When you first open, you want to grow your gym as quickly as possible without over extending yourself. During this period, you’ll feel like you’re missing out on potential memberships and loosing clients because you don’t have enough equipment or the right mix of equipment. It’s a tough one and you’ll struggle with this notion until you get a clear plan in place. Have a quick read below for a nice and easy plan to follow.
This is key! If you are charging a premium for memberships, members will expect a premium experience. Having to wait for gear or having to share equipment often may start them wondering what their membership is buying them.

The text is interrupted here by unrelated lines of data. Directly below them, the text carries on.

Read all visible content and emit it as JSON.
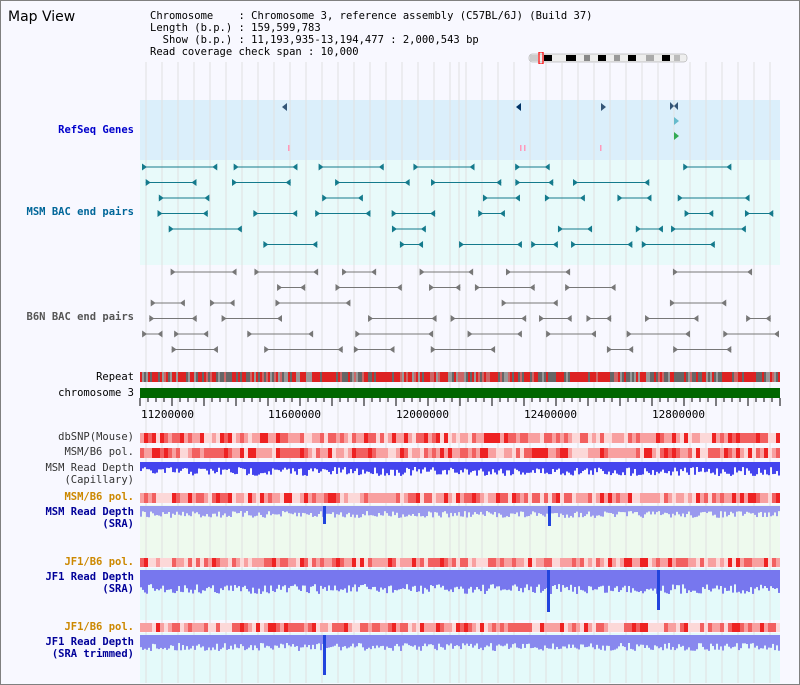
{
  "page_title": "Map View",
  "info": {
    "line1": "Chromosome    : Chromosome 3, reference assembly (C57BL/6J) (Build 37)",
    "line2": "Length (b.p.) : 159,599,783",
    "line3": "  Show (b.p.) : 11,193,935-13,194,477 : 2,000,543 bp",
    "line4": "Read coverage check span : 10,000"
  },
  "tracks": {
    "refseq": "RefSeq Genes",
    "msm_bac": "MSM BAC end pairs",
    "b6n_bac": "B6N BAC end pairs",
    "repeat": "Repeat",
    "chromosome": "chromosome 3",
    "dbsnp": "dbSNP(Mouse)",
    "msm_b6_pol1": "MSM/B6 pol.",
    "msm_rd_cap_1": "MSM Read Depth",
    "msm_rd_cap_2": "(Capillary)",
    "msm_b6_pol2": "MSM/B6 pol.",
    "msm_rd_sra_1": "MSM Read Depth",
    "msm_rd_sra_2": "(SRA)",
    "jf1_b6_pol": "JF1/B6 pol.",
    "jf1_rd_sra_1": "JF1 Read Depth",
    "jf1_rd_sra_2": "(SRA)",
    "jf1_b6_pol2": "JF1/B6 pol.",
    "jf1_rd_trim_1": "JF1 Read Depth",
    "jf1_rd_trim_2": "(SRA trimmed)"
  },
  "axis": {
    "ticks": [
      "11200000",
      "11600000",
      "12000000",
      "12400000",
      "12800000"
    ]
  },
  "colors": {
    "refseq_label": "#0000cc",
    "msm_label": "#006699",
    "b6n_label": "#555555",
    "orange_label": "#cc8800",
    "blue_label": "#000099",
    "chromosome_bar": "#006600"
  }
}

So start there: Make a list of the gear that your members are regularly having to wait to use or are having to share and think about buying that gear first.
Next, make a list of the gear that you will need to round out the programming that your members need. For example, if you’re membership base is mainly beginners, you’ll most likely need a few extra technique barbells or maybe some lighter implements like dumbbells, kettlebells or medicine balls to provide the stimulus your members need to progress. Particularly, if the group is not quite progressing in weightlifting lifting as quickly as you’d hoped they would.

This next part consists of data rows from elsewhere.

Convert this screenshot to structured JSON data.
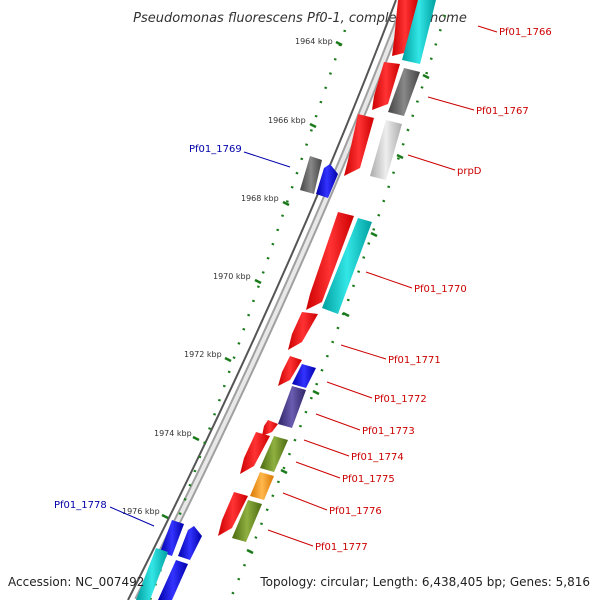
{
  "title": "Pseudomonas fluorescens Pf0-1, complete genome",
  "footer": {
    "accession": "Accession: NC_007492",
    "summary": "Topology: circular; Length: 6,438,405 bp; Genes: 5,816"
  },
  "colors": {
    "forward_label": "#cc0000",
    "reverse_label": "#0000aa",
    "tick": "#1a7a1a",
    "backbone_outer": "#999999",
    "backbone_inner": "#555555"
  },
  "scale_labels": [
    "1964 kbp",
    "1966 kbp",
    "1968 kbp",
    "1970 kbp",
    "1972 kbp",
    "1974 kbp",
    "1976 kbp"
  ],
  "genes": [
    {
      "name": "Pf01_1766",
      "color": "#ff0000",
      "track": "outer-cds"
    },
    {
      "name": "Pf01_1767",
      "color": "#666666",
      "track": "outer-cog"
    },
    {
      "name": "prpD",
      "color": "#cccccc",
      "track": "outer-cog"
    },
    {
      "name": "Pf01_1769",
      "color": "#0000ff",
      "track": "inner-cog"
    },
    {
      "name": "Pf01_1770",
      "color": "#00cccc",
      "track": "outer-cog"
    },
    {
      "name": "Pf01_1771",
      "color": "#ff0000",
      "track": "outer-cds"
    },
    {
      "name": "Pf01_1772",
      "color": "#0000ff",
      "track": "outer-cog"
    },
    {
      "name": "Pf01_1773",
      "color": "#4a3c8c",
      "track": "outer-cog"
    },
    {
      "name": "Pf01_1774",
      "color": "#ff0000",
      "track": "outer-cds"
    },
    {
      "name": "Pf01_1775",
      "color": "#6b8e23",
      "track": "outer-cog"
    },
    {
      "name": "Pf01_1776",
      "color": "#ff9900",
      "track": "outer-cog"
    },
    {
      "name": "Pf01_1777",
      "color": "#6b8e23",
      "track": "outer-cog"
    },
    {
      "name": "Pf01_1778",
      "color": "#0000ff",
      "track": "inner-cog"
    }
  ]
}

On the flip side of the coin, if you pick up a few advanced members, you may need to top up your barbells or bumper plates since you now have several members that can move some serious weight.
You’ll know what’s best for your membership group. Put that gear on your list too and see how it fits into the top up budget.
This category mainly concerns Air Bikes, Rowers, resistance bands, ect. As an example, I was working with a gym recently who needed to add some gear to their equipment stock. I asked a few key questions to find that several clients were having trouble running in the warm up and during the work outs. It seemed that those members’ attendance was dropping which of course is a danger sign when thinking about retention.
I suggested getting couple of Rowers and an Air Bike. Long story short, the gym owner was told by the members that they were planning to cancel their memberships, however, they now felt like they could stay because they were able to scale and get a good workout even though running was a key component of training.
Of course, a couple of thousand dollars if a lot of money. However, if you stand to lose five memberships if you don’t spend it, spending $2K sounds like the right thing to do.
You've probably left a few things off the initial order due to the budget. It’s okay, every gym owner needs to make hard decisions. So, make sure to use this opportunity to top up your equipment stock so you don't miss out on any potential memberships while you are growing.